When we know all the various definitions or meanings of a word and know how to use it in various contexts, with the use of prefixes, suffixes, compound forms and others, then, we “own” that word. We own it like a perfect piece of our vocabulary that we can call upon at any time.  

I present here the word “word” with various expressions. In its simplest meaning, a word is something that is said or written. Words are the things we put together to make phrases, clauses and sentences as part of speech. Thus, when we think of words, we think of the terms and expressions in dictionaries that we use to represent our ideas and feelings.

In grammar, as a part of speech, “word” functions as a noun, adjective, adverb, verb or interjection. When learning English, we often use words as nouns, as in the following sentences: “What does that word mean?” “What is the word for _____?” “How do you pronounce that word?” “I can’t think of the word I want to say,” “I forgot the word for it.” One may have heard the expression, “Your wording is wrong,” meaning the words are not written in the right order or are not spoken in the right manner. Of course, “You are using the wrong word” means the word we chose is incorrect, while “She put in a good word for me” means she said something favorable about me in the sense of recommending me for something. For sure, we know the expression “word processor” from the 1970s, and subsequently, “WordPerfect” and ‘Microsoft Word.”

In addition to being used as a noun, “word” is used quite often as an adjective, for example, in “I memorized the speech word-for-word,” meaning the speech was memorized in the exact words, or in, “It was a word-for-word translation.” Perhaps, one has heard the expression “by word of mouth,” meaning something communicated from person to person.

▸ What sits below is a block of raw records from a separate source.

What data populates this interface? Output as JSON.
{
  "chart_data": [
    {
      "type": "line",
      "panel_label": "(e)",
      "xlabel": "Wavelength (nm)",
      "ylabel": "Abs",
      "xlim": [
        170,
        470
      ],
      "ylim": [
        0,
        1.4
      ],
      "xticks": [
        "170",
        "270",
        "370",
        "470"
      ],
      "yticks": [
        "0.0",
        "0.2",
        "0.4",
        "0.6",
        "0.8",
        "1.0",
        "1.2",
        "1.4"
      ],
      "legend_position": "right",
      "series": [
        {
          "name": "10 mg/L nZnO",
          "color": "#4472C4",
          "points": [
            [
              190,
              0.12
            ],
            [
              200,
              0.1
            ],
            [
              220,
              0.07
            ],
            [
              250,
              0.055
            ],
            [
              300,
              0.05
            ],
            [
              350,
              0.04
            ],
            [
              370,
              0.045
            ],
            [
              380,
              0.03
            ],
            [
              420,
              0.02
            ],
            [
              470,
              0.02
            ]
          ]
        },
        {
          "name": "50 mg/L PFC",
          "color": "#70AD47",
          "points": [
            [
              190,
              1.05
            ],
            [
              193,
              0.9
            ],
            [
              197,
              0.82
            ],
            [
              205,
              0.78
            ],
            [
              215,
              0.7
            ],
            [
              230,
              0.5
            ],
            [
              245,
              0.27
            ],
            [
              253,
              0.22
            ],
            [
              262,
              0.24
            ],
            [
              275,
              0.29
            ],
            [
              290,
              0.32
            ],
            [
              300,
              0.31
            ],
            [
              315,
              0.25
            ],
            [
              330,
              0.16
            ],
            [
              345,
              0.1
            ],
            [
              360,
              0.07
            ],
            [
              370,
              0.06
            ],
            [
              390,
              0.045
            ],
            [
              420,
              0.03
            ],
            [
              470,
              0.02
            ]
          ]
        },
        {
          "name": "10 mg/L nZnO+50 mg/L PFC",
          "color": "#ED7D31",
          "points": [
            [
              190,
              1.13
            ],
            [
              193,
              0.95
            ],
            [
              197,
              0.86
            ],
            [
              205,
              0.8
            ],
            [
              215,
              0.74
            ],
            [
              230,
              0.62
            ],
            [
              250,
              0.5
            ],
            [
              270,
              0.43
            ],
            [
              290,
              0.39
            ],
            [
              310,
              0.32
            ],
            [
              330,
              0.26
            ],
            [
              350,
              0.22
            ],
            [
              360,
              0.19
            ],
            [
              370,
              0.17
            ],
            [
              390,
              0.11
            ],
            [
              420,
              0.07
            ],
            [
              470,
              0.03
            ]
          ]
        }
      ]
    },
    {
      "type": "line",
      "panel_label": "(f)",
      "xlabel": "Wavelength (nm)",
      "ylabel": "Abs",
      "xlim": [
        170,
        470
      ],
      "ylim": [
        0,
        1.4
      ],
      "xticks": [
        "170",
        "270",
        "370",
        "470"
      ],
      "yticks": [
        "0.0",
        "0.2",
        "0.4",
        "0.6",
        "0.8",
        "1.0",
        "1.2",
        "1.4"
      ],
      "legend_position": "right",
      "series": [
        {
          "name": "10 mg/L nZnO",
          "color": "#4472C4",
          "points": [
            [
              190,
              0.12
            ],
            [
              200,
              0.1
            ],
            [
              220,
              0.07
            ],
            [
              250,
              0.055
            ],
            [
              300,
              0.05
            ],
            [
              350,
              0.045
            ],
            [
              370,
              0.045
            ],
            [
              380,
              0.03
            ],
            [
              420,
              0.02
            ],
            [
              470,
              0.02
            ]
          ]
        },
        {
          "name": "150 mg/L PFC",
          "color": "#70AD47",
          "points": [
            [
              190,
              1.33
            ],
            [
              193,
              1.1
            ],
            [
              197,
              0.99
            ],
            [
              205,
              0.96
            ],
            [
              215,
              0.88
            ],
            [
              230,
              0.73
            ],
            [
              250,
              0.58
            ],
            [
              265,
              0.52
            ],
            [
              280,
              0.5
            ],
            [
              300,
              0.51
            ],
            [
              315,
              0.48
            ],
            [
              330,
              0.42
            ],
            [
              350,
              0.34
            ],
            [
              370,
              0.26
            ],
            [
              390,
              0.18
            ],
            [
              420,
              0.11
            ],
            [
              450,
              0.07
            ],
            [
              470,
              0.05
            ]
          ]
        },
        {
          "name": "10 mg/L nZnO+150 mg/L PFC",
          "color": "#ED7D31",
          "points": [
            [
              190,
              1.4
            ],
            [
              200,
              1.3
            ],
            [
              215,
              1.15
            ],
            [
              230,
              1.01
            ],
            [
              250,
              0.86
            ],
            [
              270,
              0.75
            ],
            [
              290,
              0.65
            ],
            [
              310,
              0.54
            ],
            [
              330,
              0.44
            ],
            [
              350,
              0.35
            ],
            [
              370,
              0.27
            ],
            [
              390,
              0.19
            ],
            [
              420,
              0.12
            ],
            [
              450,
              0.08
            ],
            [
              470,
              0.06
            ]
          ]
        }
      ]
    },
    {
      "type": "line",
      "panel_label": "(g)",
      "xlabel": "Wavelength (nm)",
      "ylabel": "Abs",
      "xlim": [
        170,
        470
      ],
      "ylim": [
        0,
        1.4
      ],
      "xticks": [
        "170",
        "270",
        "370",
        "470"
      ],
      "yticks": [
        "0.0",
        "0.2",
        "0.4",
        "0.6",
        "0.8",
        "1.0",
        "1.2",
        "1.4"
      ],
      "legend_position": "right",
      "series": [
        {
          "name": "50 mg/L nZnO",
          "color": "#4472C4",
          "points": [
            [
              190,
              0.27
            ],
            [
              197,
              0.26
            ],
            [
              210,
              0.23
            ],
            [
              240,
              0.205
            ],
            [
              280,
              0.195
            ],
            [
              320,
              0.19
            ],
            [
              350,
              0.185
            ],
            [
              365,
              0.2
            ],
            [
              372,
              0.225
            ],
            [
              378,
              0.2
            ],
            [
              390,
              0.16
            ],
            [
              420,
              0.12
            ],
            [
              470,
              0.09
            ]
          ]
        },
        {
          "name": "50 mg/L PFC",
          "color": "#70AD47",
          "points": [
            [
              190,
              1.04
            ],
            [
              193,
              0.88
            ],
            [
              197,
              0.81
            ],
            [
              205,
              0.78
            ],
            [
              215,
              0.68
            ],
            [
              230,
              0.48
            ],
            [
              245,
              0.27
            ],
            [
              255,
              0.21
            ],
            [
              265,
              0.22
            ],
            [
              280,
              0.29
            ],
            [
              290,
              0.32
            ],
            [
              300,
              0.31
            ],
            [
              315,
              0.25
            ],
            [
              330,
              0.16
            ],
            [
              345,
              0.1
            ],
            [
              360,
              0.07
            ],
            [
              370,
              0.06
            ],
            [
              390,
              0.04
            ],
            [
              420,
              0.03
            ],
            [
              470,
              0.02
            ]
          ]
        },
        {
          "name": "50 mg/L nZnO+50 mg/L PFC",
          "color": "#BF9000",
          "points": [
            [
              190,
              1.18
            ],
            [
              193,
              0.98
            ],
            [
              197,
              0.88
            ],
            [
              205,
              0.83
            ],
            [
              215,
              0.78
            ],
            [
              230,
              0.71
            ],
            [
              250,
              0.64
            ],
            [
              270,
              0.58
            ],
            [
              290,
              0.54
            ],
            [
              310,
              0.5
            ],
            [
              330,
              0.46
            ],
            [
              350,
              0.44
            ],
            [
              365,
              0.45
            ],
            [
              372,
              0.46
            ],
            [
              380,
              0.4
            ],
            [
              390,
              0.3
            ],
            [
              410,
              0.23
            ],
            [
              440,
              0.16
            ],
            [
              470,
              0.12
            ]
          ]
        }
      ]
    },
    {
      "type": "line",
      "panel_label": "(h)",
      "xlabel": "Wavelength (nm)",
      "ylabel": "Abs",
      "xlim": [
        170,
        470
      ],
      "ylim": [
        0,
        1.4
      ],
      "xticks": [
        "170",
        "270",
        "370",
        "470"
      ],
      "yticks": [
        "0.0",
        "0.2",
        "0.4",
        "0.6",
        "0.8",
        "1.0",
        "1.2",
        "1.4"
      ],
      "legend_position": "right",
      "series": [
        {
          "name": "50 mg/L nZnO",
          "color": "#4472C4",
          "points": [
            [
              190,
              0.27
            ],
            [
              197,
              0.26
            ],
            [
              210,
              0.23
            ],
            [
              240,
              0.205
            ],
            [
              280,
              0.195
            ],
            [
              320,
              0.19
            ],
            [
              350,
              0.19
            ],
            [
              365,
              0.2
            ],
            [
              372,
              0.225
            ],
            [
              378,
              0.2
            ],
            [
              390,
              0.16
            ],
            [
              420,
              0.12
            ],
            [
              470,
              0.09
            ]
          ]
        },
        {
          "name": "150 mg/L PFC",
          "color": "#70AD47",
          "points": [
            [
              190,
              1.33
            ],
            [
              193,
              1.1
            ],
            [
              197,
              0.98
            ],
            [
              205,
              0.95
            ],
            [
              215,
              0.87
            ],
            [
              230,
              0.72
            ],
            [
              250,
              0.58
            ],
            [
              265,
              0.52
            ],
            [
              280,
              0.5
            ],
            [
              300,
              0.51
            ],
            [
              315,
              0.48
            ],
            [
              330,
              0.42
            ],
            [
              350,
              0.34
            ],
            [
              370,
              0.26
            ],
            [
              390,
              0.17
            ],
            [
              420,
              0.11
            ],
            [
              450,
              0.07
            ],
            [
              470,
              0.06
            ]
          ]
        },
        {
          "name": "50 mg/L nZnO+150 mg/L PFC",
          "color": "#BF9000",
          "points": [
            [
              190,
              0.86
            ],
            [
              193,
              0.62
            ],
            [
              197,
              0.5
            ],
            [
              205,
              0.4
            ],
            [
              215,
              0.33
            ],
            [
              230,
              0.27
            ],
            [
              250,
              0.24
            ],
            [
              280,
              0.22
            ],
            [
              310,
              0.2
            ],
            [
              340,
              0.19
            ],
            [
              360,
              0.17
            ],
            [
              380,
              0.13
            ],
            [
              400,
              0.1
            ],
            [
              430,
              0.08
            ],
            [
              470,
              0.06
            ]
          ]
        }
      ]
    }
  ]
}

An example may be, “I heard about the event through word of mouth,” meaning someone told me about it.

This summary is not meant to be the “last word” on the matter or to be all-encompassing, because then it would be too “wordy.” However, it is meant to be an introduction, like in the proverb, “A word to the wise is sufficient,” meaning we only have to hint at something to wise people in order to get them to understand it. Wise people do not need long explanations. Thus, “in a word” (in short) or “in a few words” (not inclined to say more than necessary), “the good word” (good news) is that we can own every word that we use. We may even find “wordplay” (playful use of words) fun.

However, it is more important to be “a man of his word” or “a woman of her word,” meaning we can be depended or relied on to keep a promise. As “a final word,” American poet Hart Crane said, “One must be drenched in words, literally soaked in them, to have the right ones form themselves into the proper patterns at the right moment.”